Einmal mehr sprach Dueck ( bei Twitter: @wilddueck http://twitter.com/wilddueck ) davon, dass demnächst Betriebssysteme für alles und jedes existieren werden und vom "Internet als Betriebssystem der Gesellschaft". Und er verband seine Sicht vom Internet als Operating-System und Querschnitts-Plattform für die Gesellschaft mit einem Seitenhieb auf die (deutsche) Politik: Auch dort gibt es ja die Forderung nach der Schaffung des Amtes eines Internet-Ministers: "Na das ist vielleicht eine blöde Idee", so Dueck, weil eben viel zu wenig vernetzend und übergreifend gedacht.

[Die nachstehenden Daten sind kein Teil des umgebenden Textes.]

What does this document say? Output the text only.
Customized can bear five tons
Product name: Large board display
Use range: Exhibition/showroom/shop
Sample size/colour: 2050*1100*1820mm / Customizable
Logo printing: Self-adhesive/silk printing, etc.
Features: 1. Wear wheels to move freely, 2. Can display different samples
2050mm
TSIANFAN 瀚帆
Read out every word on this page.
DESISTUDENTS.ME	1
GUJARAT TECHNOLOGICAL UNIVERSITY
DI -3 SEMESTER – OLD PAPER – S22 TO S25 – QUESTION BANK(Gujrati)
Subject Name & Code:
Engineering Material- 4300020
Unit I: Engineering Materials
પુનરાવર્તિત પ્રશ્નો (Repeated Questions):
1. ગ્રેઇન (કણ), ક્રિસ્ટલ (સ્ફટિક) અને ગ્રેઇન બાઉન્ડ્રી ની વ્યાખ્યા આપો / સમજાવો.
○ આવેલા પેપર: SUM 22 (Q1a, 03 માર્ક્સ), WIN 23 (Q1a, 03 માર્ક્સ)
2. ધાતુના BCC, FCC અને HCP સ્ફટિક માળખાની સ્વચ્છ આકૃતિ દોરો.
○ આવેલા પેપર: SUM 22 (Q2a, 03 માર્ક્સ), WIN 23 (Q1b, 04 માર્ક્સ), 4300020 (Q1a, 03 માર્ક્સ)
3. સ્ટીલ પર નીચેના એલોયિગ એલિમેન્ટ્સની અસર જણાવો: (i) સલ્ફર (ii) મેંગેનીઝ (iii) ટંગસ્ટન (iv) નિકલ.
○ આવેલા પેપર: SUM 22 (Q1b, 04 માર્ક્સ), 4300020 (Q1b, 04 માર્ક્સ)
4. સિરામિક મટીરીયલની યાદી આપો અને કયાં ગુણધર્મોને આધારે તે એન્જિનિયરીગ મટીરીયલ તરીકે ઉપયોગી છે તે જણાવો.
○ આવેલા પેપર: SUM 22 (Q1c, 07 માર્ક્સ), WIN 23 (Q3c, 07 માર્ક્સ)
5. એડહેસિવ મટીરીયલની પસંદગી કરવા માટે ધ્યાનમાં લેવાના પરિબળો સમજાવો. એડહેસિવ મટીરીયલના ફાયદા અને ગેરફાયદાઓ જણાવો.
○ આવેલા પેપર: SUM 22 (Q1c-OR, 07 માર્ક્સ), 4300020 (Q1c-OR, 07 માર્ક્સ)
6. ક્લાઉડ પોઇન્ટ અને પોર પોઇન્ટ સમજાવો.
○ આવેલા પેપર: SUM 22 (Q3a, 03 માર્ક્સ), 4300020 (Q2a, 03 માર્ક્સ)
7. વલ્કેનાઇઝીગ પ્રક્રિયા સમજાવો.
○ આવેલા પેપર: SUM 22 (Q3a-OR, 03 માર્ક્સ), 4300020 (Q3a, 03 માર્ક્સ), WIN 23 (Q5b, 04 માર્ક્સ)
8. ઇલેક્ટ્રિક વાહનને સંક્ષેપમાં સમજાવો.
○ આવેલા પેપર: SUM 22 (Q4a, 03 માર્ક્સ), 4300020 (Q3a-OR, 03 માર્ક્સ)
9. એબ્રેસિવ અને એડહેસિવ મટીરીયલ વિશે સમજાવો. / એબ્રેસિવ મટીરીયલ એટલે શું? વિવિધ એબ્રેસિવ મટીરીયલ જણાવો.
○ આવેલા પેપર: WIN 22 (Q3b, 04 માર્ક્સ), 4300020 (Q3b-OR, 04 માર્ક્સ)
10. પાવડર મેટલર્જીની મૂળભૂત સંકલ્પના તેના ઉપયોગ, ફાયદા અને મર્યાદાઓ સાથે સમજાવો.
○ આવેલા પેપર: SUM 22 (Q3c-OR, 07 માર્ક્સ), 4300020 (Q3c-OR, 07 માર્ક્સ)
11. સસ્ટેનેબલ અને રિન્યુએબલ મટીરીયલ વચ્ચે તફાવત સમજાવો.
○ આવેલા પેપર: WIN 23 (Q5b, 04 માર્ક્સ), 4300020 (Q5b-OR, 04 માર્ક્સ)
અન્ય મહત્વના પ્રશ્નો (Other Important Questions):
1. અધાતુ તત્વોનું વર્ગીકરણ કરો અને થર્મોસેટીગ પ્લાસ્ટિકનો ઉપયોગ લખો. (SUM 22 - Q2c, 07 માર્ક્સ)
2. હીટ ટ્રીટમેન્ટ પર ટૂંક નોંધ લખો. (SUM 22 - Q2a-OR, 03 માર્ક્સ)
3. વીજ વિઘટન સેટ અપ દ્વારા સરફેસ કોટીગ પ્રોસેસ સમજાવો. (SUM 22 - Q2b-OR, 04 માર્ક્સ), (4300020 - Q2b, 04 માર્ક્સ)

Das schaffen Regierungen, das schafft die Politik (noch) nicht. Und apropos Politik: "Hat diese überhaupt noch die richtige Sichtweise auf gewisse Dinge? Denn sie vertritt ja Bevölkerungsgruppen, die nicht mehr da sind", so Dueck in Anspielung auf beispielsweise einen zahlenmäßig immer weniger werdenden Bauernstand.

Weitergedacht müssten dann auch "Ämter" neu definiert werden: Dort werden jetzt Akten produziert und hin- und hergeschoben: "Das braucht es im Internet nicht, dort sind Akten immer da", sagte Dueck.

Oder im Bereich Fortbewegung und Mobilität - die Sache mit dem Auto: Digital Natives legten, so Dueck, weniger Augenmerk auf den Markenwert eines Autos, das sie als generell nicht (mehr) als so wichtig erachten. Vielmehr ginge es darum, wie und wie gut sich ein Auto digital bedienen und steuern lasse. Und überhaupt dräue herauf, dass die Autos der Zukunft als Taxis konzipiert sind: Man ruft sich eines, wenn man es braucht, und wird dorthin gebracht, wo man hin will. Dafür würden dann quantitativ nur mehr 10 Prozent der Autos von heute benötigt. Aber: "Eine ganze Industrie wird platt."

Zu den Bereichen Handel und Verkauf formulierte Dueck: "Ziehen Sie sich warm an, wenn Sie ein Geschäft haben. Bereits jetzt sind (Preis-)Vergleiche vor Ort - bspw. via Smartphone - gebräuchlich. Passt das Angebot oder der Preis nicht, geht's weiter zum Nächsten oder es wird online woanders gekauft."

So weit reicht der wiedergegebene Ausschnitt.